Bab 4
Alexander mengeluarkan erangan tertahan dan dengan cepat meraih pinggang Victoria untuk menstabilkannya. "Jangan bergerak."
Victoria berpegangan pada bahu Alexander, menatap ke atas padanya. "Kenapa kamu melakukan ini..."
Alexander tidak repot-repot menjelaskan. Dia hanya mengangkat rok Victoria, memperlihatkan pahanya yang mulus.
Victoria terkejut, dan detik berikutnya, mulutnya tertutup, meninggalkan hanya suara-suara tertahan.
Tangan Alexander tidak menekan keras, hanya beristirahat di kakinya. Wajah mereka begitu dekat sehingga Victoria bisa melihat setiap detail wajah Alexander, napas mereka bercampur.
Dari kejauhan, Alexander tampak menakutkan, tetapi dari dekat, Victoria menyadari matanya sebenarnya sangat lembut.
Victoria tidak bisa menahan diri untuk terpesona oleh penampilannya lagi. Alexander menyadari keadaannya dan tertawa kecil, "Apakah kamu menganggap aku tampan, Victoria?"
Hati Victoria berdegup kencang. Ini pertama kalinya dia mendengar Alexander berbicara padanya dengan nada seperti itu. Emosi yang dia tahan-tahan muncul kembali. Dia tiba-tiba memiliki pikiran egois: jika mereka tidak bercerai, bisakah dia dan Alexander hidup seperti pasangan normal?
Melihat ekspresi Victoria, Alexander merasa dorongan yang lebih kuat untuk menggoda dia.
Tangan di kaki Victoria perlahan-lahan menekan lebih kuat, dan wajahnya semakin memerah. Alexander menikmati melihat Victoria seperti ini dan mendekatkan wajahnya ke bahunya. "Victoria, kamu memerah."
Mendengar ini, Victoria malu menutup matanya, tetapi sensasi di kakinya tetap ada.
Tepat saat dia hendak berbicara, dia mendengar ibu Alexander, Arabella Harrington, memanggil dari pintu, "Victoria, tamu-tamu akan tinggal di sini sampai larut. Aku sudah menyiapkan beberapa camilan untukmu.
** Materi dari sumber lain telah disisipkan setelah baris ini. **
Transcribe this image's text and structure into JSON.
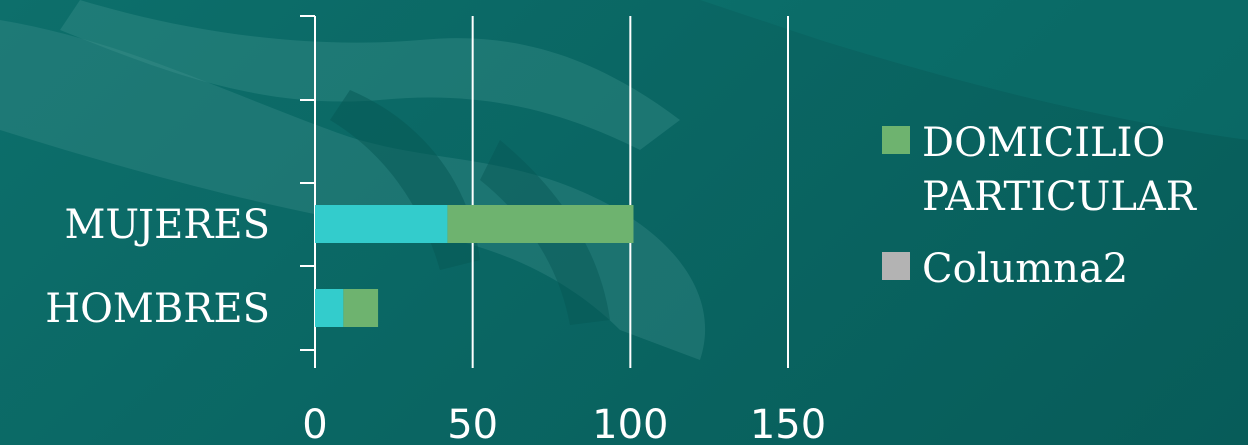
{
  "chart_data": {
    "type": "bar",
    "orientation": "horizontal",
    "stacked": true,
    "categories": [
      "MUJERES",
      "HOMBRES"
    ],
    "series": [
      {
        "values": [
          42,
          9
        ],
        "color": "#33cccc"
      },
      {
        "name": "DOMICILIO PARTICULAR",
        "name_lines": [
          "DOMICILIO",
          "PARTICULAR"
        ],
        "values": [
          59,
          11
        ],
        "color": "#6eb36f"
      },
      {
        "name": "Columna2",
        "values": [
          0,
          0
        ],
        "color": "#b3b3b3"
      }
    ],
    "xlim": [
      0,
      150
    ],
    "xticks": [
      "0",
      "50",
      "100",
      "150"
    ],
    "grid": true,
    "legend": "right"
  }
}
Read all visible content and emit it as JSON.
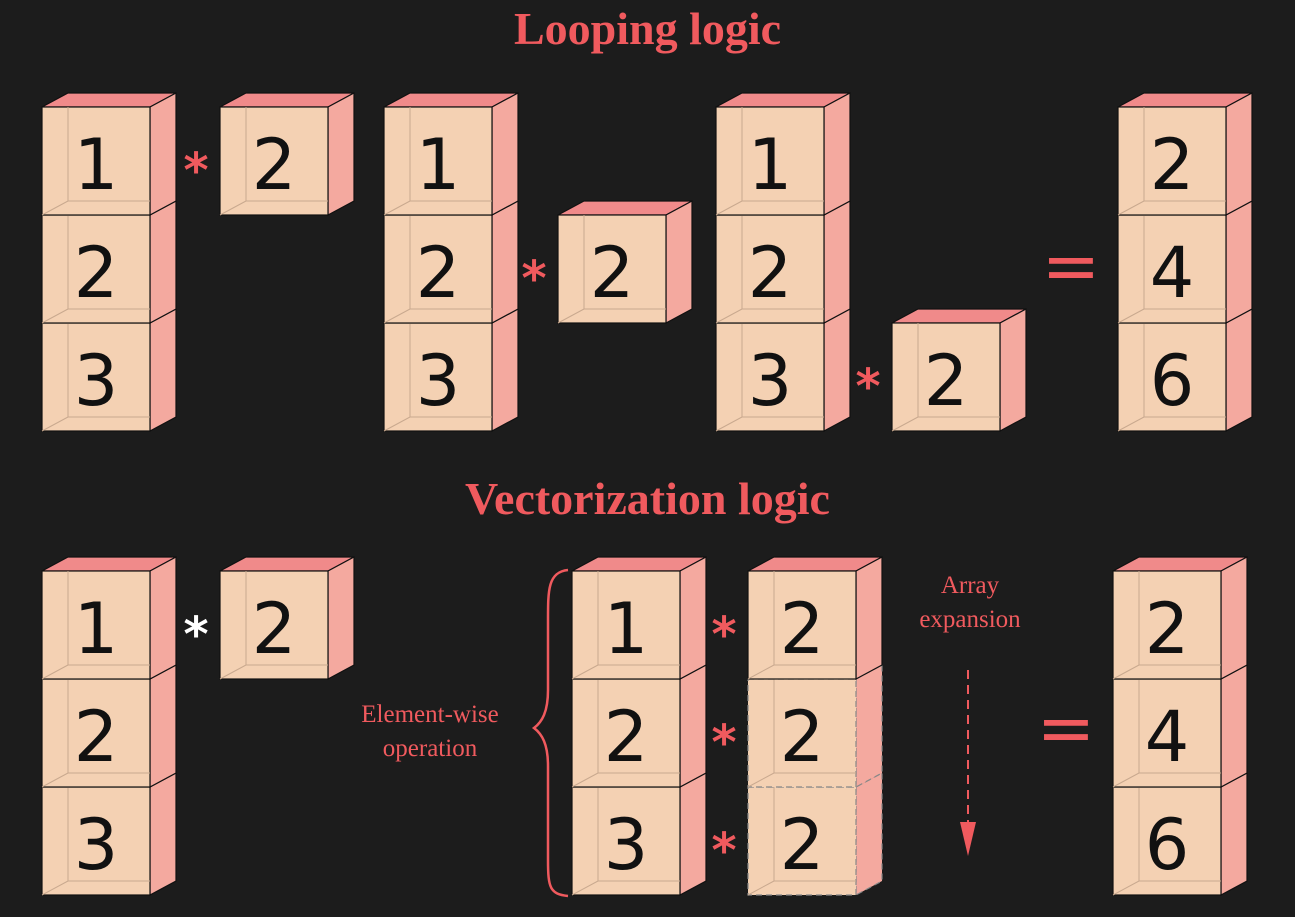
{
  "looping": {
    "title": "Looping logic",
    "steps": [
      {
        "vector": [
          "1",
          "2",
          "3"
        ],
        "scalar": "2",
        "multiplies_row": 0
      },
      {
        "vector": [
          "1",
          "2",
          "3"
        ],
        "scalar": "2",
        "multiplies_row": 1
      },
      {
        "vector": [
          "1",
          "2",
          "3"
        ],
        "scalar": "2",
        "multiplies_row": 2
      }
    ],
    "equals": "=",
    "result": [
      "2",
      "4",
      "6"
    ]
  },
  "vectorization": {
    "title": "Vectorization logic",
    "vector": [
      "1",
      "2",
      "3"
    ],
    "scalar": "2",
    "elementwise_label": [
      "Element-wise",
      "operation"
    ],
    "expanded_vector": [
      "1",
      "2",
      "3"
    ],
    "expanded_scalar": [
      "2",
      "2",
      "2"
    ],
    "expansion_label": [
      "Array",
      "expansion"
    ],
    "equals": "=",
    "result": [
      "2",
      "4",
      "6"
    ]
  },
  "operator": "*",
  "colors": {
    "background": "#1c1c1c",
    "accent": "#f05a5e",
    "cube_front": "#f4d1b3",
    "cube_top": "#f08a8a",
    "cube_side": "#f4a99f",
    "operator_white": "#ffffff",
    "digit": "#111111"
  }
}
Keluar dan makanlah sedikit."
Dia kemudian membuka pintu dan melihat Victoria duduk di pangkuan Alexander, wajahnya memerah. Dengan senyum mengetahui, dia berkata, "Kalian berdua, tidak peduli seberapa tidak sabarnya kalian, tunggulah sampai tamu-tamu di bawah pergi. Turunlah dan hibur mereka."
Meskipun kata-katanya demikian, Arabella menutup pintu untuk mereka. Dia sangat ingin memiliki cucu, bagaimanapun juga.
Setelah Arabella pergi, Victoria membuka matanya dan menatap Alexander, gagap, "Mama sudah pergi. Bisa kamu lepaskan aku sekarang?"
Victoria sebenarnya tidak berencana meminta izin Alexander untuk bangun, tetapi tangannya di pinggang dan kakinya menahan dia erat-erat, membuatnya tetap dalam pelukannya.
Alexander hanya menatap Victoria diam-diam, tidak menanggapi kata-katanya. Dia pikir dia tidak mendengarnya dan hendak berbicara lagi ketika Alexander tiba-tiba memeluknya.
"Alexander!?" seru Victoria.
Alexander tidak merespons. Dia berdiri, menggendong Victoria ke tempat tidur.
Perasaan tiba-tiba melayang membuat Victoria terkejut, dan dia melingkarkan lengannya di leher Alexander. "Apa yang kamu lakukan..."
Victoria dilemparkan ke tempat tidur, dan Alexander berdiri di samping tempat tidur, menatap ke bawah padanya. Pikirannya kacau, tetapi dia sudah memiliki Isabella. Dia tidak seharusnya memiliki pikiran seperti ini.
Dia tiba-tiba berbicara, "Kamu harus tahu kita hanya pasangan di atas kertas, kan? Jangan punya harapan yang tidak realistis."
Victoria merasa bingung.
Dia yang memulai semuanya. Meskipun dia menyadari kemudian bahwa dia hanya berpura-pura untuk ibunya, itu tetap idenya. Dia ikut serta untuk membantunya, tetapi mengapa sekarang dia mempertanyakannya?